Joven de 19 años muere al caerle una estatua en pena calle

La Fiscalía de Bolzano, Italia, ha arrojado luz sobre el trágico accidente que segó la vida de Leon Moser, un joven de 19 años, en la madrugada del 4 de octubre en la localidad de Glorenza (Val Venosta). Según las conclusiones de la autopsia, hechas públicas hoy, el fallecimiento se produjo cuando la pesada estatua de bronce de una fuente pública se desprendió y cayó sobre él, causándole lesiones mortales.

Los hechos, que conmocionaron a la comunidad del pequeño pueblo, ocurrieron mientras el joven se habría subido a la fuente durante la noche. Por causas que aún se investigan, la escultura se desprendió de su base, precipitándose junto a Moser y aplastándolo. El informe forense, técnico y detallado, especifica que las causas del deceso fueron “las consecuencias fisiopatológicas terminales de un traumatismo toracoabdominal muy grave de naturaleza contundente”. Dicho de otro modo, las lesiones internas masivas provocadas por el aplastamiento fueron incompatibles con la vida.

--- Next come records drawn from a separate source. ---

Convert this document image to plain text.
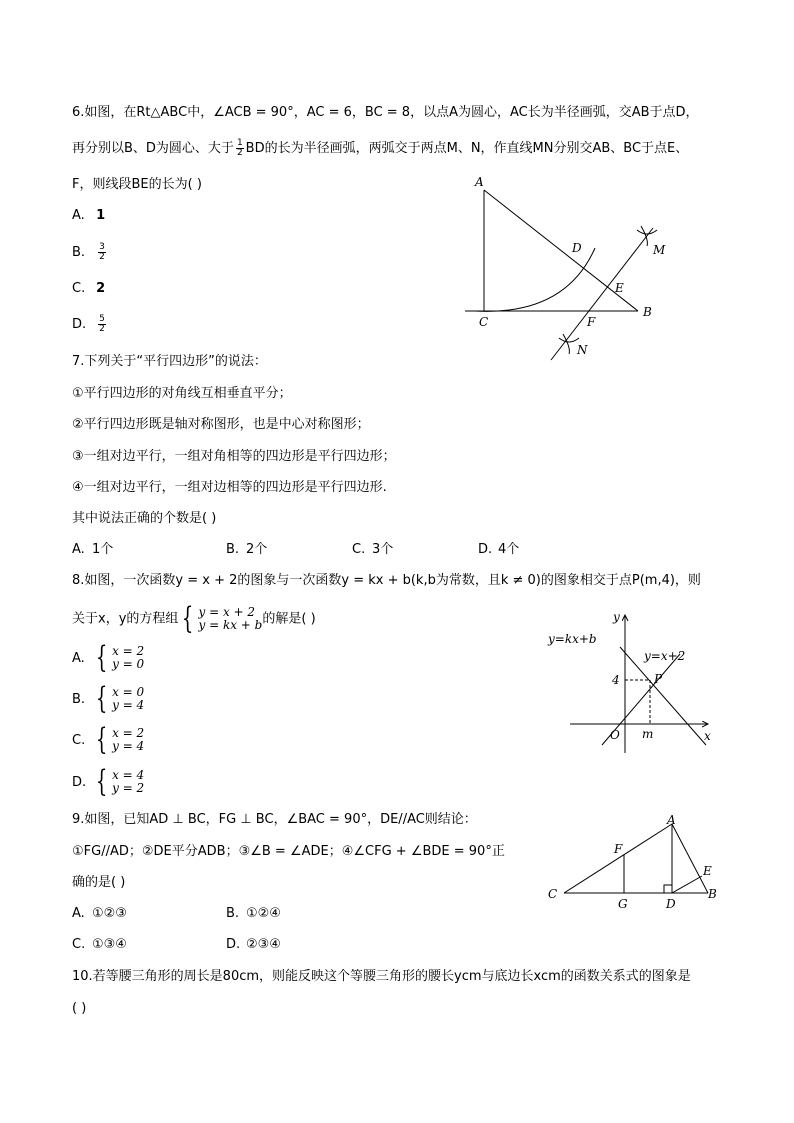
6.如图，在Rt△ABC中，∠ACB = 90°，AC = 6，BC = 8，以点A为圆心，AC长为半径画弧，交AB于点D，
再分别以B、D为圆心、大于 $\frac{1}{2}$ BD的长为半径画弧，两弧交于两点M、N，作直线MN分别交AB、BC于点E、
F，则线段BE的长为( )
A. 1
B. $\frac{3}{2}$
C. 2
D. $\frac{5}{2}$
A
B
C
D
E
F
M
N
7.下列关于“平行四边形”的说法：
①平行四边形的对角线互相垂直平分；
②平行四边形既是轴对称图形，也是中心对称图形；
③一组对边平行，一组对角相等的四边形是平行四边形；
④一组对边平行，一组对边相等的四边形是平行四边形.
其中说法正确的个数是( )
A. 1个	B. 2个	C. 3个	D. 4个
8.如图，一次函数y = x + 2的图象与一次函数y = kx + b(k,b为常数，且k ≠ 0)的图象相交于点P(m,4)，则
关于x，y的方程组 { y = x + 2
y = kx + b 的解是( )
A. { x = 2
y = 0
B. { x = 0
y = 4
C. { x = 2
y = 4
D. { x = 4
y = 2
y
x
O
y=kx+b
y=x+2
P
4
m
9.如图，已知AD ⊥ BC，FG ⊥ BC，∠BAC = 90°，DE//AC则结论：
①FG//AD；②DE平分ADB；③∠B = ∠ADE；④∠CFG + ∠BDE = 90°正
确的是( )
A. ①②③	B. ①②④
C. ①③④	D. ②③④
A
B
C
D
E
F
G
10.若等腰三角形的周长是80cm，则能反映这个等腰三角形的腰长ycm与底边长xcm的函数关系式的图象是
( )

Aunque la causa inmediata de la muerte ha quedado establecida, el caso dista de estar cerrado. El procedimiento judicial entrará ahora en una nueva fase crucial. La Fiscalía ha anunciado que solicitará una audiencia probatoria (incidente probatorio) para dilucidar el punto clave que aún permanece en la sombra: ¿Qué provocó el derrumbe de la estatua?

El objetivo de esta audiencia será examinar minuciosamente las condiciones de la fuente y la escultura, evaluando posibles negligencias en su mantenimiento, un defecto en la sujeción o cualquier otro factor que pudiera haber contribuido al desprendimiento. Este paso es fundamental, ya que garantizará el derecho al contrainterrogatorio entre las partes implicadas (acusación y defensa) sobre las pruebas periciales que se presenten, todo ello para determinar eventuales responsabilidades civiles o penales.

Más allá de los fríos términos legales y forenses, esta tragedia ha arrebatado la vida de un joven lleno de sueños y pasiones. Como se ha sabido a través de amigos y familiares, Leon Moser era un amante de la montaña, un entorno que define el paisaje del Val Venosta. Además, alimentaba una ambición clara: aspiraba a convertirse en piloto de helicóptero, un sueño que la fatalidad truncó de la manera más inesperada y dramática.

La noticia de su muerte, ahora agravada por los escalofriantes detalles de su causa, ha sumido en el luto no solo a su familia, sino a toda la comunidad, que se pregunta cómo un elemento ornamental del mobiliario urbano, testigo silencioso de la vida diaria, pudo convertirse en el desencadenante de una tragedia tan profunda.